Brexit, Trump, fake news, post-truth world: these seemingly inescapable buzzwords meant little or nothing to most people only a few years ago - how times have changed.
Social media has given a platform to anyone who wants one, but as we are beginning to learn, this does not necessarily mean these platforms are always going to work as a force for good. Today, an individual user with no track record or reputation can, in some cases, reach as many people as the BBC or any other national outlet.
We saw this influence in the most recent US Presidential Election, where the widespread sharing of inaccurate and misleading news stories lead to the eruption of the phrase ‘fake news’ into our daily vocabulary. In many cases, these stories ended up being more widely shared that mainstream media articles having been designed to be more emotionally engaging and to encourage sharing. The consequences of this became evident after a survey conducted by Ipsos MORI revealed that during the 2016 US elections, 75 per cent of American adults who were familiar with a fake news headline viewed the story as accurate. The rise of fake news has led to our current environment being described as a ‘post-truth’ world.
The term ‘post-truth’ originates in its current meaning from the late Serbian-American playwright Steve Tesich, who used it to reflect on the Iran-Contra scandal and the Persian Gulf War in 1992. Over 25 years later, the phrase has finds itself at the forefront of communication and marketing sectors, as well as being named the Oxford Dictionaries’ Word of the Year in 2016. Political campaigns that polarise populations are not completed in isolation and the rise of the post-truth zeitgeist in our society is not one that businesses, particularly marketing departments, should ignore.
It is understandable that many in the world of marketing will take what is happening in the world of politics with a pinch of salt, assuming it will have no effect. Yet, Edelman’s 2018 Trust Barometer found that in the UK, trust fell in businesses to 43 per cent, while government, media and NGOs saw no change at all. Interestingly, even with politics and Brexit dominating the news, it was trust in businesses that was eroded the most.

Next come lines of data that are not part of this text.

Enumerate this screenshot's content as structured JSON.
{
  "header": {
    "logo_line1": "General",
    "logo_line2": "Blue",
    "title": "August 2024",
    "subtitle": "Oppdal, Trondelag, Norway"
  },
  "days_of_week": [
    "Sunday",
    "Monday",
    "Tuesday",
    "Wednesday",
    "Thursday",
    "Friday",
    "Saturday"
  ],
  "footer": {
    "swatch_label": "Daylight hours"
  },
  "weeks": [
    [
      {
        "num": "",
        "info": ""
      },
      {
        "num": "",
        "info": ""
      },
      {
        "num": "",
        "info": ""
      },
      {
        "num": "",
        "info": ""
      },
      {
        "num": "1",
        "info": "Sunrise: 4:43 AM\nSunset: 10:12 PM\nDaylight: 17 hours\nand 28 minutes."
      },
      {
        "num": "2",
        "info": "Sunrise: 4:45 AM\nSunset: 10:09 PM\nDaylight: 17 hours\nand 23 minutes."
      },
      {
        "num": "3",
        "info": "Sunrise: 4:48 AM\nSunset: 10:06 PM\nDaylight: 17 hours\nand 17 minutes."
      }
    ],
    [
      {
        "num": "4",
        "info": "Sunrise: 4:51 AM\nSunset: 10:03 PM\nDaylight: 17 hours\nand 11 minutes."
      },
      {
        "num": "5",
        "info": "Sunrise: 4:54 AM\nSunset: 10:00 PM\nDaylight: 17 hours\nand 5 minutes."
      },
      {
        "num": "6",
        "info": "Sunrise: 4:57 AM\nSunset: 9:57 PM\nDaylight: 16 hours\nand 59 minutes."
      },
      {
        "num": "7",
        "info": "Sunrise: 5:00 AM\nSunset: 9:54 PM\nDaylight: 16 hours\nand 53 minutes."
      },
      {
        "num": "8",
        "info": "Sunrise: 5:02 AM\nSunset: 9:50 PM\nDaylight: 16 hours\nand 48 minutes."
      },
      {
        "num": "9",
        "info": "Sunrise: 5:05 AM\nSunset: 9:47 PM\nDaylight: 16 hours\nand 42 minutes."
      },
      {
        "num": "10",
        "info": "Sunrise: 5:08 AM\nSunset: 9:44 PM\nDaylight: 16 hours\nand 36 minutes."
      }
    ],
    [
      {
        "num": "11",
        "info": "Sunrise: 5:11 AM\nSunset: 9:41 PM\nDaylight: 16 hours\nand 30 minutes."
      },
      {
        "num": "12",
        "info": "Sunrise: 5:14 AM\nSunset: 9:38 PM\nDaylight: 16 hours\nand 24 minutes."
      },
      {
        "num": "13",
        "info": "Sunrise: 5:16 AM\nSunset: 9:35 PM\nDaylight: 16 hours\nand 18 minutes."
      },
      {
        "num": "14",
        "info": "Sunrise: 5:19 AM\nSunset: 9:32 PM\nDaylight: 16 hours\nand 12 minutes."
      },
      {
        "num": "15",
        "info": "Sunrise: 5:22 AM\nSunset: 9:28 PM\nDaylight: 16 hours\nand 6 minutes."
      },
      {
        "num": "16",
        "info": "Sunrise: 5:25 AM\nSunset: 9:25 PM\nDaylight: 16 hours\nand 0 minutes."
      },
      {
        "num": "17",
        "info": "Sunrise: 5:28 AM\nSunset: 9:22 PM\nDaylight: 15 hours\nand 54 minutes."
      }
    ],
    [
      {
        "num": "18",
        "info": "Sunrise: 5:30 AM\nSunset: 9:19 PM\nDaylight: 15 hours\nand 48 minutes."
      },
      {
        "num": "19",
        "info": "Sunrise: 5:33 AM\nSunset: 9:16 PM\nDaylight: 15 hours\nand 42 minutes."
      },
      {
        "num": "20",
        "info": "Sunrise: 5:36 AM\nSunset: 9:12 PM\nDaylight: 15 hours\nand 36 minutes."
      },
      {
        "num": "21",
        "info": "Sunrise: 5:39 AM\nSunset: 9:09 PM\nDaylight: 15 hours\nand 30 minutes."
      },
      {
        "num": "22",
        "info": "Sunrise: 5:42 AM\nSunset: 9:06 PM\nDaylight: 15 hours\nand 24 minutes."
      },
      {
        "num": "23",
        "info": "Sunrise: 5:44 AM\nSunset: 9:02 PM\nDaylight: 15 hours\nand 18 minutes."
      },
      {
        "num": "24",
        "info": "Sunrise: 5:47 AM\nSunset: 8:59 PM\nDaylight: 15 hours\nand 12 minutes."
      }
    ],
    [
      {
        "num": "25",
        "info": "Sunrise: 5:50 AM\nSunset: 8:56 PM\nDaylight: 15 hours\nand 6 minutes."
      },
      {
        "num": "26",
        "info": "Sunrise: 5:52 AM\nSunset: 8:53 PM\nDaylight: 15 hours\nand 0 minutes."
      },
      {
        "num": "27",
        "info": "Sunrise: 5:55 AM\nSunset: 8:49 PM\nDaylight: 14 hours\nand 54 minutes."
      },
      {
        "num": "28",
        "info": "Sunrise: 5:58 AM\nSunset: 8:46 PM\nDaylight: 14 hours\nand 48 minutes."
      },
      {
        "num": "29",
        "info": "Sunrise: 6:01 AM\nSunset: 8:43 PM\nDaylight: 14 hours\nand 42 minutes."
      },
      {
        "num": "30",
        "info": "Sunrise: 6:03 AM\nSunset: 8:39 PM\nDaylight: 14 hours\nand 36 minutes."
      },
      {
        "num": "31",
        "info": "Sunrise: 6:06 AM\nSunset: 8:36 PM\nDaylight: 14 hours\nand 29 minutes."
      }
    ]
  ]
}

It’s likely that high-profile news stories such as United Airlines removing a passenger from a plane, or the pulled Pepsi advert that related to the Black Lives Matter campaign, as well as the Volkswagen emissions scandal all contributed towards this decreasing trust in brands. For marketing agencies and departments, advert placement matters.
In the context of all of this, the recent research, “A Matter of Trust”, that we did on behalf of Magnetic has some key outtakes for marketing teams. When we were approached by Magnetic with this brief, we were conscious of three important considerations:
- Trust not easily defined by a word let alone a single metric. A study designed to measure it would need to incorporate a number of angles.
- It’s a relative concept, better understood specifically in relation to a category rather than generically, therefore the context in which trust is evaluated is critical.
- It’s important to be realistic, brand trust is routed in direct experience, media can only do so much, its’ contribution strictly speaking is to move perceptions of trust/trustworthiness.
'A Matter of Trust' used a multi-layered research methodology encompassing group workshops with agency planners, and both explicit and implicit consumer trust metrics. It was important from the start to try and unpick what ‘trust’ means more generally amongst consumers.
The study found that explicit trust levels for magazine brands is over twice as high (70 per cent) compared with social media (30 per cent), demonstrating how crucial it is for businesses to be aware of where their marketing material is appearing.
We found that there six key elements that make up trust:
- relevancy and meaning
- reliability and ethics
- expertise and objectivity
- viewpoint diversity
- reputation and fame
The first three factors make up the bulk of what determines trust (78 per cent), and this is where magazines perform particularly well. Although social media achieves higher levels of viewpoint diversity, reputation and fame than magazine brands, these factors play a less significant role in determining overall trust. It’s not to say that these aren’t important factors for brands to consider, but more so for campaigns concerned with quickly boosting brand awareness.
But how did social media rank among a generation of digital natives?
Some may assume that these modern platforms would be more trusted by those who have grown up with them, however, they would be mistaken. Among the digital native generation (adults under 35), trust in magazine brands was at 62 per cent, almost twice as much as social media (30 per cent). The reason for this is the same as with the overall sample, magazine brands achieve greater success in relevancy, reliability and expertise which are the crucial factors in determining how much trust a publication commands.
Having marketing material placed on a platform with large reputation and fame, does not necessarily mean it will be trusted more than content placed on a smaller outlet. When thinking about trust related metrics, then we need to ensure that we are relevant to the consumer.